It goes work smarter, not harder.
This is probably all we need to know to understand the value of intelligent applications (I-Apps) whose value is now growing exponentially. Years ago, the field of study of Artificial Intelligence (AI) was taking some of its first vital steps from research labs and universities to being embedded in our lives. It’s pretty remarkable how AI has been embedded in our lives so discretely we cannot even see it there. Maybe we should blame all the sci-fi movies for giving us tunnel vision when it comes to AI.
How often do you interact with AI or superintelligence? The latter may not be at all but I couldn’t resist mentioning it. Let’s do a quick Google search. That simple interaction with an AI that we call a search engine. Rather, to be clearer, that was an interaction with an Intelligent Application. I-Apps are basically applications embedded with AI. The application of I-Apps is already vast. As you are so rightly thinking, they have been among us from our search engines, business applications, entertainment, healthcare and more. Now we see just how much AI is embedded in our lives. AI is making decisions for us, sometimes in the form of recommendations and sometimes rather harmless puff.
The lowest-hanging I-Apps fruits tackle automating simple routine tasks that free us from more complex work. The kind that I-Apps are already slowly starting to look at as something they too can do. Let’s look at the high-hanging fruits away from process automation and simple chatbots. Now we focus on those I-Apps that make decisions and are data-driven (in some cases). These I-Apps possess the tricky balancing act of giving AI decision-making capabilities while dealing with the risk. This introduces us to one of the most challenging topics. And the impact of getting this right or wrong is immense.
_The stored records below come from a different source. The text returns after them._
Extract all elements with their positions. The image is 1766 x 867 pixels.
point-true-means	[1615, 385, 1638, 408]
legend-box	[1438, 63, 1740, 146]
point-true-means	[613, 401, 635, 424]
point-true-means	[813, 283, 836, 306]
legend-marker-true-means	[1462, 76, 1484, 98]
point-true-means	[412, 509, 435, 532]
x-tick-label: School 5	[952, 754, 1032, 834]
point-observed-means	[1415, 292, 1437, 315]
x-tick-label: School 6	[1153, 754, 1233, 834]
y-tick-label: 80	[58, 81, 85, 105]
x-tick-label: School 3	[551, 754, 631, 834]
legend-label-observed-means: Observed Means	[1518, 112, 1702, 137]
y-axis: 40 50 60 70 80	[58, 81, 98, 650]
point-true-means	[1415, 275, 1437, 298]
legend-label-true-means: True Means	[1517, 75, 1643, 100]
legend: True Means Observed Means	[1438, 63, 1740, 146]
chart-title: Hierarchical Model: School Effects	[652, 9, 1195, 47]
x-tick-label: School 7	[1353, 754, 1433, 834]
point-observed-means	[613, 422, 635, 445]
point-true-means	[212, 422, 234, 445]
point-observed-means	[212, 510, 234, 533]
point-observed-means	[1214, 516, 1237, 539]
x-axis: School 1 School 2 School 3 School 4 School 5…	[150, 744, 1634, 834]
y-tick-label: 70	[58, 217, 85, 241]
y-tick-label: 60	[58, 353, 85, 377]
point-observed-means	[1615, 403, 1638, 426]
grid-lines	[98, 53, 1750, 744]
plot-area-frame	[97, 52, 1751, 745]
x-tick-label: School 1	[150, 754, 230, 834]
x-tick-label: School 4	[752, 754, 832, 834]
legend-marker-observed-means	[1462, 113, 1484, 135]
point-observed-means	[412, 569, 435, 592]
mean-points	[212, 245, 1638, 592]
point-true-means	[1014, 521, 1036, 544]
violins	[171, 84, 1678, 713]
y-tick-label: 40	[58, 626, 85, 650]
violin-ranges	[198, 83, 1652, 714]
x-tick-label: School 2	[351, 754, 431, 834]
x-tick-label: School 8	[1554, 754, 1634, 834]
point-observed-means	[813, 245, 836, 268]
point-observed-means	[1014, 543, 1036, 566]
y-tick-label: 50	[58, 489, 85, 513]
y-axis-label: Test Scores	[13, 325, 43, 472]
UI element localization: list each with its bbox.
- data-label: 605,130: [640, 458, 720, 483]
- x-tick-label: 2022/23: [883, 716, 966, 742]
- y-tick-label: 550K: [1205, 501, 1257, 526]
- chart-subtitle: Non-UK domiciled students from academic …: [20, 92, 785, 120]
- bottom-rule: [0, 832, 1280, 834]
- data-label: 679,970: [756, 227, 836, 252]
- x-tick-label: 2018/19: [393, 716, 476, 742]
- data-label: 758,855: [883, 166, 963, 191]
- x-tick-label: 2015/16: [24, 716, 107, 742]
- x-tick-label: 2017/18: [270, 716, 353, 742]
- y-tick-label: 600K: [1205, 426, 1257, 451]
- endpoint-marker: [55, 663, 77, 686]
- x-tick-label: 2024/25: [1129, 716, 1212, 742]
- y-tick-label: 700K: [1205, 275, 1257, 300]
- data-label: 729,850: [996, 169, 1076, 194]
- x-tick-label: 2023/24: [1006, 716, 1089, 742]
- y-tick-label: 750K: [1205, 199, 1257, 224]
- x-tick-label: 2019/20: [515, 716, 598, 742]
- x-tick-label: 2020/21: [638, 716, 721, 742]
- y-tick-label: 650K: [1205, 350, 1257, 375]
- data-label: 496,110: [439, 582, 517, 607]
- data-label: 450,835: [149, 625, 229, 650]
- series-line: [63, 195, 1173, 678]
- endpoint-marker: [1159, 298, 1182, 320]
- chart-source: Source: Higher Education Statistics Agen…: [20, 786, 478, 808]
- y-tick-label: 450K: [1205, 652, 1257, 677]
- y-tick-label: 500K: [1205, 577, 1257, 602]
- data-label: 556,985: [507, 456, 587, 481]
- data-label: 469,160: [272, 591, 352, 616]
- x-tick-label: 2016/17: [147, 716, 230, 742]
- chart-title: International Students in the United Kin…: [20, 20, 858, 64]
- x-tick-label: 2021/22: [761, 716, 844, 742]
A trip down memory lane should enlighten us. During the second industrial revolution, automation created a division of labour and created more scheduled free time. This brought about changes in human behaviour and interaction. There erupted more and more holidays or leave days to indulge in. We could go further away from the industrial complexes that later became cities. That was the impact of just automation of some manual tasks, yet it greatly transformed society.
Fast forward to now. We have decision-making as the next step in this change as we welcome the Fourth Industrial Revolution (4IR). I-Apps are being tasked with more complex decisions. Should these decisions be re-examined by people before they are actioned? Some could be. Others require the kind of action we would miss if we blinked. Surely, we cannot freeze time to inspect how AI come to a decision. Even if we could, we still have the black box problem.
The question we are building to is, should AI make moral decisions for humans? This loaded question has been a bone of contention for coders, economists, philosophers, and end users of I-Apps. One school of thought is that AI is not a moral agent and can’t make moral decisions. That only humans can make moral decisions. This school of thought believes accountability should be with the person(s) who wrote the AI. However, if the AI has been improving itself, can we truly say the version that makes such a decision is uniquely different from the former? Or do we say the sins of the child are for the parent to bear?
Another route has been the utilitarian approach to AI ethics. That seeks to maximise the benefits of a decision and minimise the risk. This straightforward and simple route has one huge flaw as noticed by research done by the moral machine. The flaw is that it’s a good idea on paper, but most people would not like it applied to them.
We could always go with the human review approach where the decision is re-examined by humans, as humans possess intuition that ideally cannot be taught to machines. The problem with this approach takes in too many assumptions and misrepresentations of terms. To start off, an intuition is nothing more than an accurate guess. Should we leave moral decisions to guesswork?
Anything the laws of physics require an object to do can in principle be achieved (emulated) by a programme, given enough time. This is the universality of computations. Coupling this with the philosophical school of thought; that there has been no clear definition of the term intelligence, leaves us not with a route for solving the ethical challenge of AI but a when. Simply put, we have yet to figure out how to code moral ethics into machines.
These and other routes to solving the morality issues of AI must be multi-disciplinary. Philosophy is asking the right questions. We want usefulness from AI, and it must be safe. When we go about testing these and other options for the moral dilemma of AI, should we ask at the very point we are looking to prove this theory or disconfirm it? I believe the only genuine test for a theory is one that attempts to falsify it. And we must all attempt to falsify our views on AI and morality to find the right choice.